AMD ROCm 7.2 Expands AI Training and Inference With Ryzen AI 400 Support, ComfyUI, and Adrenalin Integration

AMD is using CES 2026 to spotlight major momentum behind ROCm, its open-source GPU computing software stack built as a flexible alternative to proprietary AI and compute platforms. Originally known as the Radeon Open Compute Platform (it’s no longer treated as an acronym), ROCm has long been closely associated with high-performance computing and datacenter-class AMD hardware, including Instinct accelerators and Radeon Pro products. Now, it’s expanding faster into mainstream AI development and creator workflows across more devices and operating systems.

At its core, ROCm is the behind-the-scenes toolkit that makes AMD GPUs usable for serious compute jobs. It bundles the key pieces developers need—runtimes, compilers, libraries, and performance tools—so workloads can scale from low-level GPU kernels all the way up to popular end-user applications. That reach is why ROCm is increasingly tied to AI model training and inference, demanding HPC tasks like scientific simulation and data analysis, and other general-purpose GPU computing workloads that have nothing to do with graphics rendering.

Recent ROCm releases are also helping AMD hardware post standout results in generative AI, including text-to-video. AMD says ROCm 7.1 has already shown strong performance with models like LTX Video 0.9 and Wan 2.2, with completion times as quick as about three minutes on Ryzen AI Max+ APUs and around 45 seconds on Radeon AI Pro GPUs, depending on the workload and configuration.

With ROCm 7.2, AMD is pushing compatibility further by adding support for the newest Ryzen AI 400 series APUs on both Windows and Linux. That’s important for anyone who wants to run modern AI tools locally—whether for image generation, video generation, experimentation, or building production pipelines—without being locked to a single OS. AMD also notes that a ComfyUI build integrating ROCm 7.2 is on the way from the ComfyUI team, and ROCm 7.2 can be installed alongside the Adrenalin 26.1.1 software stack to streamline setup for supported systems.

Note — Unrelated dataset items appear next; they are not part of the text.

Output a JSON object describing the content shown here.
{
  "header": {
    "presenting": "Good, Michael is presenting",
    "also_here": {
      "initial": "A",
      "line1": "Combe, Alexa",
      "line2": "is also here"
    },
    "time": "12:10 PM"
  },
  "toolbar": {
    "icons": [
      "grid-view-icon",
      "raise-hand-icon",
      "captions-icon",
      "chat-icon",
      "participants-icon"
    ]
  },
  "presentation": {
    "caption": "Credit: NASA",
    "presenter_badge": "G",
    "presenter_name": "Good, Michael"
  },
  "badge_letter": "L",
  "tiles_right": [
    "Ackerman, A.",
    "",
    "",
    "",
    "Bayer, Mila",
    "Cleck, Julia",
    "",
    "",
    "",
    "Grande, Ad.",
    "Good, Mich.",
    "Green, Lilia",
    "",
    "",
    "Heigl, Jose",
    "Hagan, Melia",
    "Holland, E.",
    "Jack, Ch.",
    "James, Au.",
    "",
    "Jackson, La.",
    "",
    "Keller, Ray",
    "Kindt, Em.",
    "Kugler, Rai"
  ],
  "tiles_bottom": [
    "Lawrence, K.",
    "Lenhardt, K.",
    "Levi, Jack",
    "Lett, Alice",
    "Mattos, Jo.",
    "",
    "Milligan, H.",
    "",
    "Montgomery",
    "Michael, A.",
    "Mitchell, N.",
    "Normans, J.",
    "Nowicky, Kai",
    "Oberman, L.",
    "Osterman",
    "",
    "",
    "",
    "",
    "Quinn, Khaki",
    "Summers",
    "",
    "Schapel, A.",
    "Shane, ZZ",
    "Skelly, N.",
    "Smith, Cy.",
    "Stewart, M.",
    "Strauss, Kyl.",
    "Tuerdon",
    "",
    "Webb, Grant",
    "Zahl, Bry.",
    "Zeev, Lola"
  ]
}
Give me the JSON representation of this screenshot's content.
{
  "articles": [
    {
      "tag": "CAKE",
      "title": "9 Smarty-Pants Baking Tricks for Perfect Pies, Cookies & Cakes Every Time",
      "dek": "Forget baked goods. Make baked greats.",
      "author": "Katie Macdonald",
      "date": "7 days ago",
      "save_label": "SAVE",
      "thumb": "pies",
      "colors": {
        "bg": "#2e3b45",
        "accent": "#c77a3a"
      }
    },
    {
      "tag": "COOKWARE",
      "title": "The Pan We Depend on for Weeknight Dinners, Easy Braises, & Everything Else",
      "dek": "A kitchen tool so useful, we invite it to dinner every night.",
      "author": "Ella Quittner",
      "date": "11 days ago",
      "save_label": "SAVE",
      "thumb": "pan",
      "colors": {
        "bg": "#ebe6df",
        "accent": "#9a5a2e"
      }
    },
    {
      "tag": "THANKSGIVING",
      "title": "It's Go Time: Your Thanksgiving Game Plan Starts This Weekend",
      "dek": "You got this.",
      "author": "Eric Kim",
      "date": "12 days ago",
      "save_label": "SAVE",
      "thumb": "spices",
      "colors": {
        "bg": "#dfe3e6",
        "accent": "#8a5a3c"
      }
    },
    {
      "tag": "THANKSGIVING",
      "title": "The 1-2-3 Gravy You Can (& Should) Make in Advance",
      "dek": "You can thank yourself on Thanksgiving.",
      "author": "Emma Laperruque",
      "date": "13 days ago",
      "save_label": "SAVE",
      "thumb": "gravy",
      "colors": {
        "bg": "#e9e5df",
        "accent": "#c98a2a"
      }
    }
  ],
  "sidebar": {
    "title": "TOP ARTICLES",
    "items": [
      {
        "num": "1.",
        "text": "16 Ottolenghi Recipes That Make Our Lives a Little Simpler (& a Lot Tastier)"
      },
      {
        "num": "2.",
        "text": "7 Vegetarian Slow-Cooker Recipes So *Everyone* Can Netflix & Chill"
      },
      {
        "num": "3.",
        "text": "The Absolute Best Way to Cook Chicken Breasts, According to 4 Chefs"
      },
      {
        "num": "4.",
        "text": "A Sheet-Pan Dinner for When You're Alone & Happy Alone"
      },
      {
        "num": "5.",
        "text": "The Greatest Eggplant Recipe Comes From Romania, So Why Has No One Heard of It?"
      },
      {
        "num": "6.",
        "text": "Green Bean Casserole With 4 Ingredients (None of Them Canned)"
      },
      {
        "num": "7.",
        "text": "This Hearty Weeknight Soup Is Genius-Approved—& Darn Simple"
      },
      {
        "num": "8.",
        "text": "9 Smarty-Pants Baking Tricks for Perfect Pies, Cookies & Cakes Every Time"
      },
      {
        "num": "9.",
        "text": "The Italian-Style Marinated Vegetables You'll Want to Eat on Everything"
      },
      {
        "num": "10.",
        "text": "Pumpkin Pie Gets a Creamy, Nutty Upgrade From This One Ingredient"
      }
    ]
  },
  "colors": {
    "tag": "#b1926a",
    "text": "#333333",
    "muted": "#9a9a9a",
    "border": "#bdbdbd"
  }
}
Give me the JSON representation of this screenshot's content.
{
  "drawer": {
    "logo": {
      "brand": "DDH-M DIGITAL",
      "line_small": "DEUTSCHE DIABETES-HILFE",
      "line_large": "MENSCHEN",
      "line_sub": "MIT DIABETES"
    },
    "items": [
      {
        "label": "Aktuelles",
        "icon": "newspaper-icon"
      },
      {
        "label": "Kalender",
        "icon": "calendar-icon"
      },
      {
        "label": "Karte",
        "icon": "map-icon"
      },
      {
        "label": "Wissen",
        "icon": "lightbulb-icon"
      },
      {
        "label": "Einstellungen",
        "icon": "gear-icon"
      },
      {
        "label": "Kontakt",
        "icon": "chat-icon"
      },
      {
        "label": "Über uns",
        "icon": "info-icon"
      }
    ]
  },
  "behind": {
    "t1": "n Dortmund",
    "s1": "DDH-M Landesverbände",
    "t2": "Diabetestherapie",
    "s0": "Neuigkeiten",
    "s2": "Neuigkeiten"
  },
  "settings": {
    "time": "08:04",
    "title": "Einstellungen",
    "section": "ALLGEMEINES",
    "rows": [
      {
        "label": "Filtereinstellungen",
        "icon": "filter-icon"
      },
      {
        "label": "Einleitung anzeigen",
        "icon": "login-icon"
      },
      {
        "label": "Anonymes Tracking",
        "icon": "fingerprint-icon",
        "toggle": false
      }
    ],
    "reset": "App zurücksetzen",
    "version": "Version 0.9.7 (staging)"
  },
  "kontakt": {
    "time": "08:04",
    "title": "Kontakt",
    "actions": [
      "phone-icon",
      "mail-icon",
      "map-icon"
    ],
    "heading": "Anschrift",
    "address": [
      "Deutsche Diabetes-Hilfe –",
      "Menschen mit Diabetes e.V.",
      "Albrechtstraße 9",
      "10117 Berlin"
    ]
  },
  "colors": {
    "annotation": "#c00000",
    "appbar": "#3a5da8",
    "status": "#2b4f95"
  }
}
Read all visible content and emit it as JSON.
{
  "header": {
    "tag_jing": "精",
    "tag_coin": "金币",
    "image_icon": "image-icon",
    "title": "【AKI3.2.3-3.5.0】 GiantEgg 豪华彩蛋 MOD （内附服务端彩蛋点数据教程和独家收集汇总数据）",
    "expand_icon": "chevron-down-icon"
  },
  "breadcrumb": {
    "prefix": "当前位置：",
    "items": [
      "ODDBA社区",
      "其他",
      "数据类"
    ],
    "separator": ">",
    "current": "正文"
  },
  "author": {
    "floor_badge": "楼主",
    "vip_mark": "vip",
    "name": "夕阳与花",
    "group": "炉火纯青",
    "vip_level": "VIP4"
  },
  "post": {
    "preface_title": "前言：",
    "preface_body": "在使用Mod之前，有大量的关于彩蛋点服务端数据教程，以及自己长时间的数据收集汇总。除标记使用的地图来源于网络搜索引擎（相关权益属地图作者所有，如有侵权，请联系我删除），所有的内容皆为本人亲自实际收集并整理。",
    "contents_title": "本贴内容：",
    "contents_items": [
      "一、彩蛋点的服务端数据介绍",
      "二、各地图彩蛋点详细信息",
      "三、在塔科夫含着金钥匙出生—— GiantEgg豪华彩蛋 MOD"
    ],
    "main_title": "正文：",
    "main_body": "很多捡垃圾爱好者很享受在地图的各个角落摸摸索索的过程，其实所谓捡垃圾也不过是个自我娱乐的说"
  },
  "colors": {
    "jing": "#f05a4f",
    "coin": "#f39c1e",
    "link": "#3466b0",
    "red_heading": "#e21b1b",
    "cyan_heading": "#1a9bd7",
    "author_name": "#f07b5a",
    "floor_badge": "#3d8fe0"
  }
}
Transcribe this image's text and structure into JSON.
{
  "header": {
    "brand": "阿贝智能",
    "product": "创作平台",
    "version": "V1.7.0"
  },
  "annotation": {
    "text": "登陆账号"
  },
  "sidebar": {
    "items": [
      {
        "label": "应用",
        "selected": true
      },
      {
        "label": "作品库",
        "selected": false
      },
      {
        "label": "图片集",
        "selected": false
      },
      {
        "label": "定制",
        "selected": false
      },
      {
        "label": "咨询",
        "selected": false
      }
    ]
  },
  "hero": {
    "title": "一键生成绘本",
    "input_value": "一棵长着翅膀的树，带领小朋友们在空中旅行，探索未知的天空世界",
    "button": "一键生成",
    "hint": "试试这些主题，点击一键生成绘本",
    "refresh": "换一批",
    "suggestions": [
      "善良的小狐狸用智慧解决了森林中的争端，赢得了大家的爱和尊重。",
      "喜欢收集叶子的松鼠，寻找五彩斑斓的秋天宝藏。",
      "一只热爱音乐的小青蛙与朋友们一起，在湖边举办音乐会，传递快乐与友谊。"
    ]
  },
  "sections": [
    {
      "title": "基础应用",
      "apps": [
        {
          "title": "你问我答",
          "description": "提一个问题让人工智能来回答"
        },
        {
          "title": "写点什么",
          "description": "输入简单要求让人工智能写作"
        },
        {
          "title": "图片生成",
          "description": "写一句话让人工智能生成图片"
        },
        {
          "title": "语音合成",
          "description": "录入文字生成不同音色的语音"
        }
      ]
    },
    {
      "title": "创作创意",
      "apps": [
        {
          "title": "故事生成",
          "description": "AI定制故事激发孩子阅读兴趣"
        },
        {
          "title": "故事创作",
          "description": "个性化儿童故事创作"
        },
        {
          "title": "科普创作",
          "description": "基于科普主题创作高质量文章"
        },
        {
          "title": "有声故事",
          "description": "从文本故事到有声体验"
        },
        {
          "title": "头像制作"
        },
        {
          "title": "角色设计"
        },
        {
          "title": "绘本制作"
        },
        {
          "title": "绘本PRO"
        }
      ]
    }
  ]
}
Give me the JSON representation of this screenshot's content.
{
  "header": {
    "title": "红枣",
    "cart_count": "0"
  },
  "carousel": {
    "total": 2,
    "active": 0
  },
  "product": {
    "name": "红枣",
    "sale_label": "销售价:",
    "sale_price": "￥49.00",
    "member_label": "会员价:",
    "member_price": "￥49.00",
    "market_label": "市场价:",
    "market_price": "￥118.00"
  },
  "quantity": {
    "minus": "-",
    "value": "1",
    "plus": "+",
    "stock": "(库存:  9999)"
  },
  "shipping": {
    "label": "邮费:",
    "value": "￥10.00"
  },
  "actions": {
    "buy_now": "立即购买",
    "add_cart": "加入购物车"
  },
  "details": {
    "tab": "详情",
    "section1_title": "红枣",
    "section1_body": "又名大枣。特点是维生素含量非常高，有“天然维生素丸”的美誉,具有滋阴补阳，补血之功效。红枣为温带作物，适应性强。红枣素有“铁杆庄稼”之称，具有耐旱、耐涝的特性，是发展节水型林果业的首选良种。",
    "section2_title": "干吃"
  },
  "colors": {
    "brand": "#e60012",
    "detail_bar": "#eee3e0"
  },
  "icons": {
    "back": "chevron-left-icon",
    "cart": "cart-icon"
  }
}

Windows support is another key turning point. ROCm first brought official Windows support in version 7.1, and AMD positioned that release as a major leap forward, claiming up to a 5x performance uplift compared to ROCm 6.4.4. On Ryzen Max APUs specifically, AMD reports notable gains for popular generative AI workloads, including 2.6x faster performance in Stable Diffusion XL (SDXL) and 5.2x faster performance in Flux S when moving to ROCm 7 versus the prior version.

On the GPU side, ROCm 7 is also designed to take advantage of Radeon AI Pro R9700-class hardware. AMD claims as much as a 5.4x performance boost in the Wan 14b video generation model, highlighting how ROCm’s newer software optimizations can translate into real-world improvements for AI inference and content creation tasks.

Overall, the ROCm 7.2 update at CES 2026 signals a clear direction: broader hardware coverage, stronger Windows and Linux support, and a sharper focus on practical AI training and inference performance. For developers, researchers, and creators who want AMD hardware to play a bigger role in local AI workflows, ROCm is quickly becoming the software foundation that makes that possible.